For advice on creating watertight HR policies or to enquire about fixed-fee support, contact WorkNest at CCP@worknest.com.
From vaccination to workplace safety measures, the pandemic has introduced plenty of new potential sources of conflict, and in many cases, employers’ COVID response and their handling of COVID-related issues continue to be a source of resentment, which could lead to disputes in the workplace.
What’s more, employees now have an all-around greater awareness of their employer’s responsibilities, as well as their own rights. And with the Great Resignation tipping the balance of power in their favour, employees may feel emboldened to take work issues further than they would have dared to previously.
With this in mind, here are five key policies all businesses should have in order to help them prevent and manage disputes effectively.
1. Grievance policy
All organisations should have a grievance policy and procedure, as this will help employees to understand the correct steps to follow when they have a concern, problem or complaint that they wish to raise with their employer that they feel they have been unable to resolve informally.
2. Equality and diversity policy
Disputes are commonly raised around bullying and harassment, and issues of equality and fairness, especially in relation to employees with protected characteristics such as race, sex and disability. In order to show that equality and diversity are at the core of your business, it’s essential that you have a policy around it.
3. Pay and performance
Having a pay policy will help to ensure equal pay is given for work of equal value by setting out how you apply certain pay to certain roles. This in turn will reduce the potential for complaints of unfairness and potentially even equal pay claims.
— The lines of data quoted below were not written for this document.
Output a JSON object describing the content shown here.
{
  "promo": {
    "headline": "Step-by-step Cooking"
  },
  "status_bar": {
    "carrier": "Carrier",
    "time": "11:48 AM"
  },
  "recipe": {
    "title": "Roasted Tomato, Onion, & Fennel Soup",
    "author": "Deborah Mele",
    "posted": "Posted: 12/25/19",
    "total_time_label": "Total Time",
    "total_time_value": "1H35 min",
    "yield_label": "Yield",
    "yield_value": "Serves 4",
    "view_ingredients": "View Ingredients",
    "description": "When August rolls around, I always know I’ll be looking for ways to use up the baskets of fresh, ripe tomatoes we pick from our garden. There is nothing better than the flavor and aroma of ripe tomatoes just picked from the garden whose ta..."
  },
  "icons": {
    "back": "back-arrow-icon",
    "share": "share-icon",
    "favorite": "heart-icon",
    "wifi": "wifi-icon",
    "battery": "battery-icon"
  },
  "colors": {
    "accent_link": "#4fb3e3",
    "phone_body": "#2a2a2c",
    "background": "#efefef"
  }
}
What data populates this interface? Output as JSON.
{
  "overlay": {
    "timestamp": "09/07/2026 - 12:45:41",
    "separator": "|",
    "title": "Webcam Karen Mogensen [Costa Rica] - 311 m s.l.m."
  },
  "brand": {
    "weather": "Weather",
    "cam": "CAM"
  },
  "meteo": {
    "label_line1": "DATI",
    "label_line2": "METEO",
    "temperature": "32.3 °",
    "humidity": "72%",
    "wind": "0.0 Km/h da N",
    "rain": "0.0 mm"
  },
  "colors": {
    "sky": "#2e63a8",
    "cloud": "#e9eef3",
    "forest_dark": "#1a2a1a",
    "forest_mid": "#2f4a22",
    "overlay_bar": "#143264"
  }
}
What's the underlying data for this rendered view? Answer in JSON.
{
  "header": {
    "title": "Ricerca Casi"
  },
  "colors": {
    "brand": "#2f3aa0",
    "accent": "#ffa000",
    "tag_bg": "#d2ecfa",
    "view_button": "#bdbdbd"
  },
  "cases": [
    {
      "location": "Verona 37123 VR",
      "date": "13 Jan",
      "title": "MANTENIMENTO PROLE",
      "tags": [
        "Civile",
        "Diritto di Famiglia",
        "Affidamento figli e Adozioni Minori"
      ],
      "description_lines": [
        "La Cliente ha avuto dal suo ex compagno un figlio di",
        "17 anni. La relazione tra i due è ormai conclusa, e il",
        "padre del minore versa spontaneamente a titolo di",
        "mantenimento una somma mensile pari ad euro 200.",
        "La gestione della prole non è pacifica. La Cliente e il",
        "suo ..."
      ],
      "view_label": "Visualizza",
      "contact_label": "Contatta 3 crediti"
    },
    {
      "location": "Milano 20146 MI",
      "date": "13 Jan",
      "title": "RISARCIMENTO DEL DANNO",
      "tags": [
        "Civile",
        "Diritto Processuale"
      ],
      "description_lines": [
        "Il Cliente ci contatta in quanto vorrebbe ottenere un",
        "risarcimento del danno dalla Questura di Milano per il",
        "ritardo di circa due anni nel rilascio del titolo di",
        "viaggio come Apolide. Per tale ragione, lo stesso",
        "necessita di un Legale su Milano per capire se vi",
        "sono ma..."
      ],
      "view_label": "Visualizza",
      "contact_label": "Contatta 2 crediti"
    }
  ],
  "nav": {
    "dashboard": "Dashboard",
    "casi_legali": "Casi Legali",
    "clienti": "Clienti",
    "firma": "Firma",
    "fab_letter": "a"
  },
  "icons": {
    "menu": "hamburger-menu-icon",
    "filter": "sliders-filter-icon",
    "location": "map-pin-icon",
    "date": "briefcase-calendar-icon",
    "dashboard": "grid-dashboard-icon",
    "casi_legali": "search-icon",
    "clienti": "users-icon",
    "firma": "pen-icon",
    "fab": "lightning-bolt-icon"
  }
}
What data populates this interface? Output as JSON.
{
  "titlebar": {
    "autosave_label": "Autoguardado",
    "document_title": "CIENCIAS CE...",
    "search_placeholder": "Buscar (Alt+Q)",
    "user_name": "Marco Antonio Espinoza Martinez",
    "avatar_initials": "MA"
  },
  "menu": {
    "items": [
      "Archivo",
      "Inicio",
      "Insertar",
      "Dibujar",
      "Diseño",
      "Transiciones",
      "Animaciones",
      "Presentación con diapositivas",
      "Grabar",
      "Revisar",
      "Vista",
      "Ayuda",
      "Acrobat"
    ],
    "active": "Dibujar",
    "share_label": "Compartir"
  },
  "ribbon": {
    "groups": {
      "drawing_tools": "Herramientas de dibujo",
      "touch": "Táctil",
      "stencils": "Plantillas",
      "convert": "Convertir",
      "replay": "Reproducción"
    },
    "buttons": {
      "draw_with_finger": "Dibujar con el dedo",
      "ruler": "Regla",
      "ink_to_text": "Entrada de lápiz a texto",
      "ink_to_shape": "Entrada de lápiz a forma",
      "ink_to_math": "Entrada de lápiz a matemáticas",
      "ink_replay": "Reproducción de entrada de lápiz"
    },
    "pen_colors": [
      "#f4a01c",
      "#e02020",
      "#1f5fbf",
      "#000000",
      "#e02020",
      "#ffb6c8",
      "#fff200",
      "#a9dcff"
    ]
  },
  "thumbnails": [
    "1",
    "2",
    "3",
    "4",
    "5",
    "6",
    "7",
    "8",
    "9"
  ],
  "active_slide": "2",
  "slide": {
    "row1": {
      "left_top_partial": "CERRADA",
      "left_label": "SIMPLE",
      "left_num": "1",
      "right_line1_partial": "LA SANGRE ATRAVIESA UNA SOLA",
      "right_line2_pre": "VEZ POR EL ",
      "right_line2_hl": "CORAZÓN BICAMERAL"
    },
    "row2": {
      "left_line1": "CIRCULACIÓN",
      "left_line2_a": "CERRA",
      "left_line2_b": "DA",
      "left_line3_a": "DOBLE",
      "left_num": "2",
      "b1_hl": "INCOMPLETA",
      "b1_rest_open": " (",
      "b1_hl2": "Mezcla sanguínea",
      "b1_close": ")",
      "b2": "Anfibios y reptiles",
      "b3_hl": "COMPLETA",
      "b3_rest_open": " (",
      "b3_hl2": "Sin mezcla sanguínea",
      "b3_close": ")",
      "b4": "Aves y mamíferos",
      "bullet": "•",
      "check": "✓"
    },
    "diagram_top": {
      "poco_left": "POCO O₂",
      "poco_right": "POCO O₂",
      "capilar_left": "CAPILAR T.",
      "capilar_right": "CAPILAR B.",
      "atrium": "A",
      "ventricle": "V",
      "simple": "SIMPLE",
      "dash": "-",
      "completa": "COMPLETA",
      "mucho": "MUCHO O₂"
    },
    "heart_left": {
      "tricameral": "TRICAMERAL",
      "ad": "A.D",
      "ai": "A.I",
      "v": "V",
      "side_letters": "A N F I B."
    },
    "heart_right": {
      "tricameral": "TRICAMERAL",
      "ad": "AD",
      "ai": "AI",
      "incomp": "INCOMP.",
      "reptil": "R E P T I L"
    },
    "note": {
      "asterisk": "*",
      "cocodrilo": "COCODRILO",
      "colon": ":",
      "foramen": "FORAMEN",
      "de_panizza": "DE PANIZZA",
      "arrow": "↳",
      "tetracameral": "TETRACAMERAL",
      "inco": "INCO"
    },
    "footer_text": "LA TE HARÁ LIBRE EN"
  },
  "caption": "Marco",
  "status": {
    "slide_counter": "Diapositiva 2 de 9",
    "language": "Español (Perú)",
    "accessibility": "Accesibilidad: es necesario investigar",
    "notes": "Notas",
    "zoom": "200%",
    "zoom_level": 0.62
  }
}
A pay policy will also help you to communicate pay principles, such as when you will pay overtime and how certain bonuses are awarded, thereby preventing disputes arising out of misunderstanding.
4. Disciplinary policy
A disciplinary policy is one of an organisation’s tools for managing disputes, and employers must not be afraid to use this policy in the right circumstances – in other words, once all informal problem-solving avenues have been explored, or where the performance or conduct warrants it.
5. COVID-19 policy
A lack of clear post-COVID policies emerged amongst the top three factors that would prompt an employee to raise a complaint or bring legal action, according to our Mind the Gap report. Simply put, people want to know how the organisation will deal with issues such as homeworking, vaccination and self-isolation, and this is best done through a COVID-19 policy.
This list is not exhaustive, and it’s extremely valuable to have policies around all aspects of the employment relationship.
After all, the number one factor that would prompt employees to bring a complaint according to our research? A lack of communication. The more employees understand the better; if things are communicated to them through policies and other means, the less likely you will be to end up with a dispute.